Period tracking apps leave digital footprints
The day following the decision, Gina Neff, a professor of technology and society at Oxford University, tweeted: “Right now, and I mean this instant, destroy any digital evidence of any menstruation monitoring.”
More than 200,000 people have already liked it, and 54,000 people have retweeted her post.
Women commonly use Period tracking apps to either try to prevent pregnancy or conceive, such as Flo, Clue, Stardust, and Apple Health, which can help them anticipate when their next period is likely to occur.
If police enforcement had the data, there are worries that the applications may be used to penalize people who are seeking a termination.
Natural Cycles, which advertises itself as a digital method of contraception, stated last month that all the data it held was “secure and would be safeguarded,” similar to a number of other well-known applications.

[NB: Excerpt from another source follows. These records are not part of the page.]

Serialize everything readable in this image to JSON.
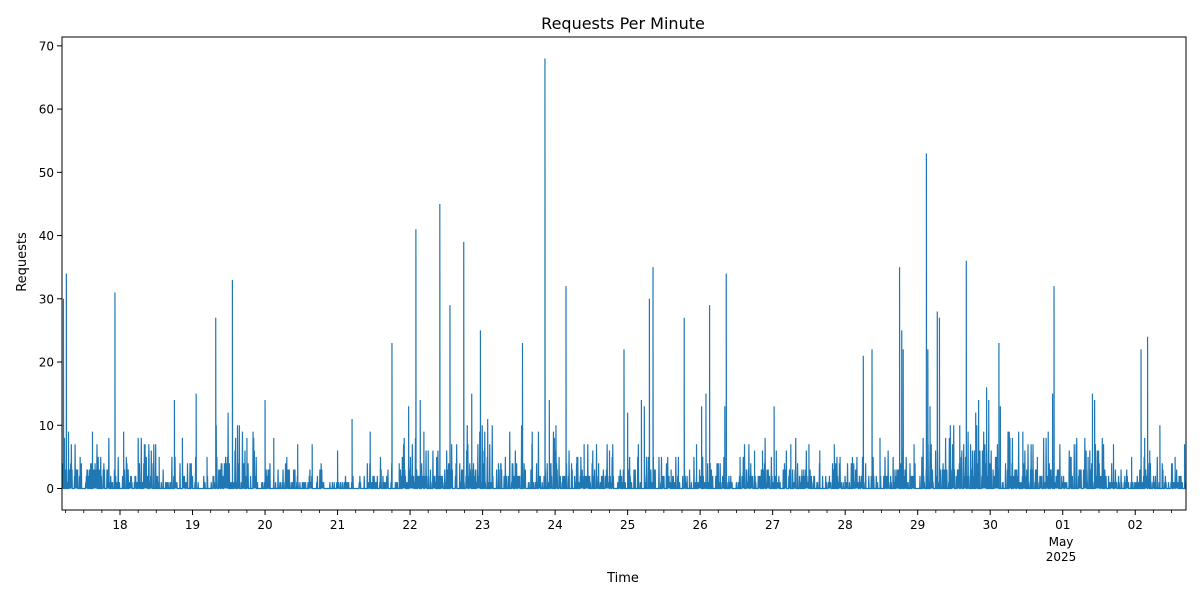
{
  "chart_data": {
    "type": "line",
    "title": "Requests Per Minute",
    "xlabel": "Time",
    "ylabel": "Requests",
    "ylim": [
      -3.4,
      71.4
    ],
    "y_ticks": [
      0,
      10,
      20,
      30,
      40,
      50,
      60,
      70
    ],
    "x_range_days": [
      17.2,
      32.7
    ],
    "x_ticks": [
      {
        "label": "18",
        "day": 18
      },
      {
        "label": "19",
        "day": 19
      },
      {
        "label": "20",
        "day": 20
      },
      {
        "label": "21",
        "day": 21
      },
      {
        "label": "22",
        "day": 22
      },
      {
        "label": "23",
        "day": 23
      },
      {
        "label": "24",
        "day": 24
      },
      {
        "label": "25",
        "day": 25
      },
      {
        "label": "26",
        "day": 26
      },
      {
        "label": "27",
        "day": 27
      },
      {
        "label": "28",
        "day": 28
      },
      {
        "label": "29",
        "day": 29
      },
      {
        "label": "30",
        "day": 30
      },
      {
        "label": "01",
        "day": 31
      },
      {
        "label": "02",
        "day": 32
      }
    ],
    "x_month_label": "May",
    "x_year_label": "2025",
    "line_color": "#1f77b4",
    "grid": false,
    "series": [
      {
        "peaks": [
          [
            17.22,
            30
          ],
          [
            17.26,
            34
          ],
          [
            17.29,
            9
          ],
          [
            17.45,
            5
          ],
          [
            17.62,
            9
          ],
          [
            17.93,
            31
          ],
          [
            18.05,
            9
          ],
          [
            18.25,
            7
          ],
          [
            18.4,
            6
          ],
          [
            18.54,
            5
          ],
          [
            18.75,
            14
          ],
          [
            18.86,
            8
          ],
          [
            19.05,
            15
          ],
          [
            19.2,
            5
          ],
          [
            19.32,
            27
          ],
          [
            19.55,
            33
          ],
          [
            19.62,
            10
          ],
          [
            19.75,
            8
          ],
          [
            20.0,
            14
          ],
          [
            20.12,
            8
          ],
          [
            20.3,
            5
          ],
          [
            20.45,
            7
          ],
          [
            20.65,
            7
          ],
          [
            21.0,
            6
          ],
          [
            21.2,
            11
          ],
          [
            21.45,
            9
          ],
          [
            21.75,
            23
          ],
          [
            21.85,
            4
          ],
          [
            21.98,
            13
          ],
          [
            22.08,
            41
          ],
          [
            22.14,
            14
          ],
          [
            22.19,
            9
          ],
          [
            22.25,
            6
          ],
          [
            22.41,
            45
          ],
          [
            22.55,
            29
          ],
          [
            22.74,
            39
          ],
          [
            22.85,
            15
          ],
          [
            22.97,
            25
          ],
          [
            23.02,
            6
          ],
          [
            23.07,
            11
          ],
          [
            23.25,
            4
          ],
          [
            23.55,
            23
          ],
          [
            23.68,
            7
          ],
          [
            23.86,
            68
          ],
          [
            23.92,
            14
          ],
          [
            23.99,
            8
          ],
          [
            24.15,
            32
          ],
          [
            24.3,
            5
          ],
          [
            24.4,
            7
          ],
          [
            24.6,
            4
          ],
          [
            24.75,
            6
          ],
          [
            24.95,
            22
          ],
          [
            25.0,
            12
          ],
          [
            25.19,
            14
          ],
          [
            25.23,
            13
          ],
          [
            25.3,
            30
          ],
          [
            25.35,
            35
          ],
          [
            25.6,
            3
          ],
          [
            25.7,
            5
          ],
          [
            25.78,
            27
          ],
          [
            25.95,
            7
          ],
          [
            26.02,
            13
          ],
          [
            26.08,
            15
          ],
          [
            26.13,
            29
          ],
          [
            26.25,
            4
          ],
          [
            26.34,
            13
          ],
          [
            26.36,
            34
          ],
          [
            26.55,
            5
          ],
          [
            26.75,
            6
          ],
          [
            26.86,
            6
          ],
          [
            27.02,
            13
          ],
          [
            27.05,
            6
          ],
          [
            27.25,
            7
          ],
          [
            27.5,
            7
          ],
          [
            27.65,
            6
          ],
          [
            27.85,
            7
          ],
          [
            28.1,
            5
          ],
          [
            28.25,
            21
          ],
          [
            28.37,
            22
          ],
          [
            28.48,
            8
          ],
          [
            28.75,
            35
          ],
          [
            28.78,
            25
          ],
          [
            28.8,
            22
          ],
          [
            28.95,
            7
          ],
          [
            29.12,
            53
          ],
          [
            29.14,
            22
          ],
          [
            29.17,
            13
          ],
          [
            29.27,
            28
          ],
          [
            29.3,
            27
          ],
          [
            29.45,
            10
          ],
          [
            29.58,
            10
          ],
          [
            29.67,
            36
          ],
          [
            29.8,
            12
          ],
          [
            29.84,
            14
          ],
          [
            29.95,
            16
          ],
          [
            29.98,
            14
          ],
          [
            30.12,
            23
          ],
          [
            30.14,
            13
          ],
          [
            30.3,
            4
          ],
          [
            30.45,
            9
          ],
          [
            30.65,
            5
          ],
          [
            30.8,
            9
          ],
          [
            30.86,
            15
          ],
          [
            30.88,
            32
          ],
          [
            31.1,
            5
          ],
          [
            31.35,
            5
          ],
          [
            31.41,
            15
          ],
          [
            31.44,
            14
          ],
          [
            31.7,
            7
          ],
          [
            31.95,
            5
          ],
          [
            32.08,
            22
          ],
          [
            32.13,
            8
          ],
          [
            32.17,
            24
          ],
          [
            32.2,
            6
          ],
          [
            32.34,
            10
          ],
          [
            32.55,
            5
          ],
          [
            32.68,
            7
          ]
        ],
        "baseline_segments": [
          [
            17.2,
            17.92,
            4
          ],
          [
            17.92,
            18.6,
            3
          ],
          [
            18.6,
            19.3,
            2
          ],
          [
            19.3,
            19.9,
            5
          ],
          [
            19.9,
            21.1,
            1
          ],
          [
            21.1,
            21.9,
            2
          ],
          [
            21.9,
            22.5,
            3
          ],
          [
            22.5,
            23.3,
            4
          ],
          [
            23.3,
            24.2,
            4
          ],
          [
            24.2,
            24.7,
            3
          ],
          [
            24.7,
            25.4,
            3
          ],
          [
            25.4,
            26.6,
            2
          ],
          [
            26.6,
            27.7,
            3
          ],
          [
            27.7,
            28.7,
            2
          ],
          [
            28.7,
            29.4,
            3
          ],
          [
            29.4,
            30.4,
            4
          ],
          [
            30.4,
            31.6,
            3
          ],
          [
            31.6,
            32.7,
            2
          ]
        ]
      }
    ]
  }
}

Apps data warning during the Roe v. Wade case in the US
On the other hand, it revealed to the BBC on Monday that it is aiming to “create a truly anonymous experience for users.”
No one, not even Natural Cycles, should be able to identify the user, it stated.
That suggests that encryption may be taken into account. In relation to that, how about messaging systems, which provide private communications between two close friends?
Security professionals and privacy advocates typically favor the use of end-to-end encryption messaging services like WhatsApp and Signal (Telegram is not by default encrypted, but it may be) to discuss sensitive matters.
Only the sender’s and recipient’s devices are able to decode the messages; the companies running them are unable to view the content of the messages and neither receive nor keep them.
Can someone grab my device?
This is only helpful, though, provided the gadgets themselves are not taken or unlocked by someone else.
In the US, a warrant is often required for the authorities to search an electronic device, like a phone or laptop, much like they would for a home. In general, the Fourth and Fifth Amendments provide this protection.
There are a few exceptions, though. The US police may conduct a warrantless search if they have “probable cause to suspect there is damning material in residence, on an electronic device that is under immediate threat of destruction.
Although it is theoretically possible to refuse to unlock a device even if it has been confiscated under the Fifth Amendment, which protects a person’s right not to self-incriminate, the reality is murky, according to numerous attorneys.
Tech companies are discreet
Is it time for IT companies to review their data practices now?
A number of prominent US Congressmen, including Elizabeth Warren and Bernie Sanders, signed an open letter to Google last month requesting that it gather and keep less data on its users, including location data, out of fear that it would be used to support abortion prosecutions.
They stated that “no law forces Google to acquire and maintain information of its consumers’ every step.”
The IT companies have not yet commented on whether they intend to alter how they gather and manage user data in response to the verdict.